Despite President Donald Trump’s much vaunted plans to get rid of “bad hombres,” gang members and drug traffickers as an urgent matter of national security, only five of the more than 4,000 people prosecuted in new immigration cases in February actually committed crimes that put public safety at risk, according to Justice Department data.
The Trump administration opened 4,301 immigration crime related prosecutions in February, down 7.4 percent from January. That’s also 14.7 percent less than in the same month last year, according to a breakdown of figures from the Transactional Records Access Clearinghouse (TRAC).
The data reveals that the bulk of the new immigration cases (3,733) were initiated in courts that handle misdemeanors posing no danger to national security. Some cases may commence in these courts before being referred to a district court or higher.
Top 10 charges for immigration prosecutions in February:
By far, re-entry to the U.S. after deportation was the charge that initiated the largest number of cases.
Reentry of deported alien
Bringing in and harboring certain aliens
Fraud and misuse of visas, permits, and other documents
Misuse of passport
Entry of alien at improper time or place
False statement in application and use of passport
Firearms; Unlawful acts
Fraud and related activity – ID documents
Conspiracy to commit offense or to defraud US
Fraud/false statements or entries generally
The most common charge was for illegal entry to the United States—“entry of alien at improper time or place”—representing 48.8 percent of the cases.
The second most common charge was for re-entry into the country after being deported: amounting to 43.6 percent of the cases.
Only five immigrants were charged with offenses involving a firearm or other dangerous criminal act in February, accounting for 0.1 percent of the total immigration cases that were opened.

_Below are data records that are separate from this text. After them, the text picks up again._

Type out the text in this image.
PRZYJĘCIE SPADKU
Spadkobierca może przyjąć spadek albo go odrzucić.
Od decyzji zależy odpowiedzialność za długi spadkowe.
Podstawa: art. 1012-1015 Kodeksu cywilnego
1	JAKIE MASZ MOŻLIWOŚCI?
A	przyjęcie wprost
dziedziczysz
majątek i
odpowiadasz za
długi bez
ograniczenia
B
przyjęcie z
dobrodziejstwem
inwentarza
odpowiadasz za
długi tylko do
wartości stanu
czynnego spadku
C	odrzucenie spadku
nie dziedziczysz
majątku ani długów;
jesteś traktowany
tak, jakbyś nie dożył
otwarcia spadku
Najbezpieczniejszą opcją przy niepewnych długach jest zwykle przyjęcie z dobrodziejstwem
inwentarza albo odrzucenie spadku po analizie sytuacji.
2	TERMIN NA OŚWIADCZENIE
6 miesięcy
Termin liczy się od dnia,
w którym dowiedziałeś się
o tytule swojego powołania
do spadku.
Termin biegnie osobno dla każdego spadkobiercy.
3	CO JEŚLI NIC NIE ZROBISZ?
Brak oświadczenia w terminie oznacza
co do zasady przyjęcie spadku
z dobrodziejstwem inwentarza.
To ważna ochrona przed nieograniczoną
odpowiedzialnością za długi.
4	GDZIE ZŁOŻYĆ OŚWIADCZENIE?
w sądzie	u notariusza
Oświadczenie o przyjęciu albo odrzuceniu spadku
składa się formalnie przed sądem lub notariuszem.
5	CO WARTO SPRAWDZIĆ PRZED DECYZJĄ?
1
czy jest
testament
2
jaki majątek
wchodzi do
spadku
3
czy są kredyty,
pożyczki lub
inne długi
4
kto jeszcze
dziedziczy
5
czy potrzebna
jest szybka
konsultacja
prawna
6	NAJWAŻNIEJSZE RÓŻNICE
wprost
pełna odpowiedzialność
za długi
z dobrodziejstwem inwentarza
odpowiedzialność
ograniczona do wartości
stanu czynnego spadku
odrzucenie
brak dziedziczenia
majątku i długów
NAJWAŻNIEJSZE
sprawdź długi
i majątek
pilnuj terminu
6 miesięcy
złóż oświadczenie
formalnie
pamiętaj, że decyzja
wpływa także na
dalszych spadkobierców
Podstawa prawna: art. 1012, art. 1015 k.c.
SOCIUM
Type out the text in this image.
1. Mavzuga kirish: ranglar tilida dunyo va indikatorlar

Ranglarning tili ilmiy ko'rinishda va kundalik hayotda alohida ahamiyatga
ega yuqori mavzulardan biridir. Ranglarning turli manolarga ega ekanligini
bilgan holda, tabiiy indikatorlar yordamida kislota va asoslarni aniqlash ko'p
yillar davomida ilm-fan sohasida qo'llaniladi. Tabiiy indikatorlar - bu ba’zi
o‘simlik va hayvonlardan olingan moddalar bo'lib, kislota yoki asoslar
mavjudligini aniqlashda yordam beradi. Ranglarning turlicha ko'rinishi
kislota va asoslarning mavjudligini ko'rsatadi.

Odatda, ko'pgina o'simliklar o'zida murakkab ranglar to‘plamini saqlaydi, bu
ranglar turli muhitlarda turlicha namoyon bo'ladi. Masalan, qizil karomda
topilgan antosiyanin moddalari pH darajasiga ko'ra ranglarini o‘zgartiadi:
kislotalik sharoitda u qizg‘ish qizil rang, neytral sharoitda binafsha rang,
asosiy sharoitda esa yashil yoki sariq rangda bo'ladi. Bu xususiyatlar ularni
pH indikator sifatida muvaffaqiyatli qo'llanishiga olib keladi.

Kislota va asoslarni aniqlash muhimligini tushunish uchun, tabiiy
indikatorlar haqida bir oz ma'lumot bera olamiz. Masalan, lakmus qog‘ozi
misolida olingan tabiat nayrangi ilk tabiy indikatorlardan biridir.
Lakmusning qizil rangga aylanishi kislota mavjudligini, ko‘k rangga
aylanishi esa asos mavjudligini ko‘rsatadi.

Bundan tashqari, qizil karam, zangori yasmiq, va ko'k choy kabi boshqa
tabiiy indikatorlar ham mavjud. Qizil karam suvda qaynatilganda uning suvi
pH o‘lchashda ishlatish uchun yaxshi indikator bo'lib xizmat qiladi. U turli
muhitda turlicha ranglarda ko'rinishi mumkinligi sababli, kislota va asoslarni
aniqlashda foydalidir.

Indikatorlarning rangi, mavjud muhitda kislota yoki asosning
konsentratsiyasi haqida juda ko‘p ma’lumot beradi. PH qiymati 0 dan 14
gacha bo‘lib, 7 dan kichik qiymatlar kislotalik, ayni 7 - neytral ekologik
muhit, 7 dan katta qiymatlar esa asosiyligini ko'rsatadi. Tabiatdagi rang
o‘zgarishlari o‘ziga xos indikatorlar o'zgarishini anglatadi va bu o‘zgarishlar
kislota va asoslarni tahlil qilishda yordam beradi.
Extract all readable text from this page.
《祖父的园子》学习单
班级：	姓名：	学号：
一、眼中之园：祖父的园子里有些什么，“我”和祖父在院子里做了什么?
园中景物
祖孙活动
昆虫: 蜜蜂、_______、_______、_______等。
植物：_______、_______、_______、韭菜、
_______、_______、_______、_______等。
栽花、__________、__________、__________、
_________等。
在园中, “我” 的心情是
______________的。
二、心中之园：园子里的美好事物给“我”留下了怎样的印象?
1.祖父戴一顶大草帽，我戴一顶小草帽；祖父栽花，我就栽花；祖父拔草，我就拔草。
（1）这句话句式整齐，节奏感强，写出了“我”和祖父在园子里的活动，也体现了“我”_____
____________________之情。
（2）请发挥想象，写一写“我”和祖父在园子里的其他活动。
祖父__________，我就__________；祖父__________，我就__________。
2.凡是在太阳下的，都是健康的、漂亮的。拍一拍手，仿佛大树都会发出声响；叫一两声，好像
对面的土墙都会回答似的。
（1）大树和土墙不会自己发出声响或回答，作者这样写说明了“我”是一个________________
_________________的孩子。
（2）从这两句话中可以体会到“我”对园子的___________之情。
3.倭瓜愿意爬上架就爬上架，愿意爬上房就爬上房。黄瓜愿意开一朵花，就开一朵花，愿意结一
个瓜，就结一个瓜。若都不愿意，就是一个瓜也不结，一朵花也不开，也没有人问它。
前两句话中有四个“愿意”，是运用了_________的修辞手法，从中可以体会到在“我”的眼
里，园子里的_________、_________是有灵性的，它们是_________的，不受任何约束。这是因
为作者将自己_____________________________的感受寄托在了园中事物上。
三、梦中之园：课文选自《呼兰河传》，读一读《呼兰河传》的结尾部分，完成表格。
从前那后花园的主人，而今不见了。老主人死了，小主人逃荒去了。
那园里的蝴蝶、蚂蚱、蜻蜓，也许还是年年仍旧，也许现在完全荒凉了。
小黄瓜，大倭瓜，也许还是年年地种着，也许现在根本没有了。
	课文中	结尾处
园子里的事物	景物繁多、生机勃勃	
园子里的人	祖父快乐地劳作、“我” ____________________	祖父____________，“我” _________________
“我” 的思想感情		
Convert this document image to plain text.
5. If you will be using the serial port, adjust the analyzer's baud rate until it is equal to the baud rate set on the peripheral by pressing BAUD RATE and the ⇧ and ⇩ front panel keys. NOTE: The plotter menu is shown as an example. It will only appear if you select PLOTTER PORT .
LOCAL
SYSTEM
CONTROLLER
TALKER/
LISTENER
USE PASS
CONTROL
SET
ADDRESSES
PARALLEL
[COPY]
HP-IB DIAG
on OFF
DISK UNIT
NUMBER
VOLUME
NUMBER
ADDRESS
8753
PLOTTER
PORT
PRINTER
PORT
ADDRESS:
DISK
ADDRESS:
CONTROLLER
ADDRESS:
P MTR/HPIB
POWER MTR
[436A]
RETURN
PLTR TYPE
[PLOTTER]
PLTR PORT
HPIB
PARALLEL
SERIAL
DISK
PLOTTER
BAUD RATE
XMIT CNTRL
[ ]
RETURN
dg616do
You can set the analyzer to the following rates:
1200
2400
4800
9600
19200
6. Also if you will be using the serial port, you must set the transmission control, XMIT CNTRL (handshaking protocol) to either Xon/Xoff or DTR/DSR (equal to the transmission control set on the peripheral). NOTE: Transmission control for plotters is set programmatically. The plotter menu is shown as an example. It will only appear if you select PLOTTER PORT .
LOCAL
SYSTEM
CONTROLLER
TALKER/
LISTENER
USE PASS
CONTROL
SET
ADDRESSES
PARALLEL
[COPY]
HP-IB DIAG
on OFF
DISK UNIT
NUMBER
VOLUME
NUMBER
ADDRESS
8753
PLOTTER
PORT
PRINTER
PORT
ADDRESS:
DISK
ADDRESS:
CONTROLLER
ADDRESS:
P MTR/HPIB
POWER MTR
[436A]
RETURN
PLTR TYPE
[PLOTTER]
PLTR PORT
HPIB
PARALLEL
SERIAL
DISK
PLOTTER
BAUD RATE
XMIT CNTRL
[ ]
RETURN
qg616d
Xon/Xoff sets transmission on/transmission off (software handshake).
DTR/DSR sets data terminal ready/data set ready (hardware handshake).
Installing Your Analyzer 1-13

Despite Trump’s harsh rhetoric against undocumented immigrants, prosecutions against these migrants for this type of charge declined 51.7 percent in February compared to the same month in 2016, according to TRAC data.
Compared to five years ago, charges for these types of crimes plummeted 46.2 percent.
Of the top 10 charges, the next most serious is “conspiracy to commit an offense or defraud the United States,” for which only four trials were initiated in February.
Immigration convictions show a similar pattern:
Top charges for immigration convictions in February:
Re-entry to the United States after being deported was again the main cause for which judges issued their sentences in high courts.
An analysis of sentencing data in immigration cases in February also showed a low number of serious crimes. Out of 4,198 judgments, 61 percent were for petty offenses.
Again, the main cause was entry into the country at an “inappropriate time or place,” with 70.2 percent of the cases, and the second the reentry to the United States after being deported, with 29 percent.